Facesheet
The Facesheet is a snapshot of a patient's important information, including their personal details, contact info, medical history, and insurance. It's designed to help healthcare providers quickly view the most essential data during a visit, ensuring fast and efficient care.
Graphic 1:
Patient Report - Selected InformationThe following categories, when checked, will be included in the patient’s report:
- Primary Insurance: Details about the patient’s primary insurance provider.
- Secondary Insurance: Information on any secondary insurance coverage, if applicable.
- Allergies: List of known allergies that could affect treatment or medications.
- Patient Diagnosis: A record of the patient’s current medical diagnoses.
- Family History: Information on the medical conditions that run in the patient’s family.
- All Medications: A list of medications the patient is currently taking.
- Past Medical History: Details of any significant medical conditions or illnesses the patient has had.

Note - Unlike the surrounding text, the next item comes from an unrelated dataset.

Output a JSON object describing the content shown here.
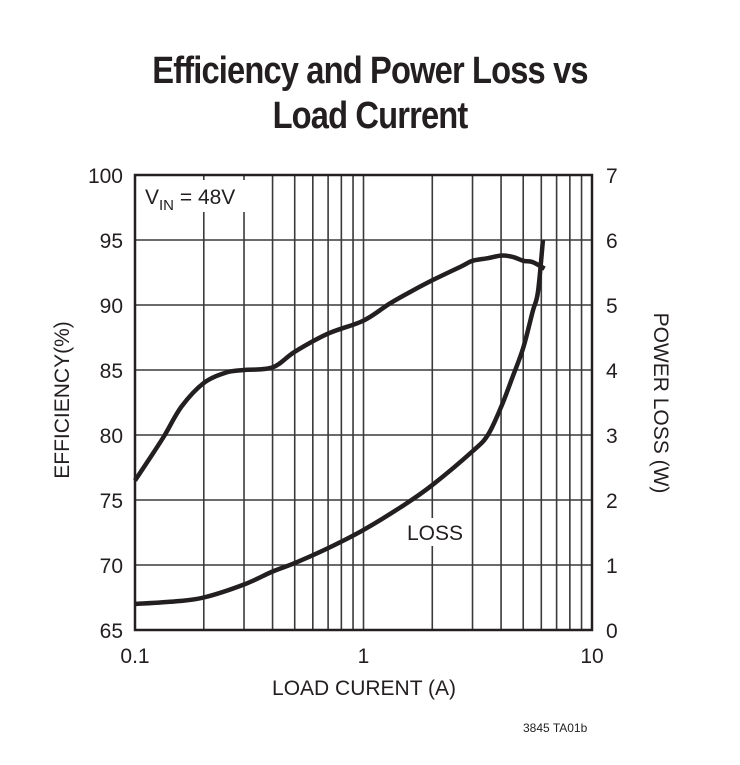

- Past Surgical History: A record of surgeries the patient has undergone in the past.
- Social History: Information about the patient’s lifestyle, including smoking, alcohol use, or any relevant social factors.
- Vaccination History: A list of vaccines the patient has received.
- Patient Goals: The patient’s personal health goals, such as weight loss, improved fitness, or managing a condition.
Patient Demographics
- Full Name: The patient's complete legal name (e.g., Ali Basit).
- Gender: The patient's gender (e.g., Male, Female, Other).
- DOB: The patient’s date of birth (e.g., 05/01/2000).
- Marital Status: The patient’s marital status (e.g., Single, Married).
- Phone Number: The patient’s contact phone number.
- Email: The patient’s email address for communication.
- Full Address: The patient’s current home address for billing or contact purposes.
- Preferred Language: The language the patient prefers to communicate in.
- Religion: The patient’s religious affiliation, if relevant.
- Social Security: The patient's Social Security number (if required for insurance or identification purposes).
- Driver License: The patient’s driver’s license number, if applicable.
Emergency Contact Information
- Full Name: The name of the person to contact in case of an emergency.
- Phone: The phone number of the emergency contact.
- Relation: The relationship of the emergency contact to the patient (e.g., Mother, Father, Spouse).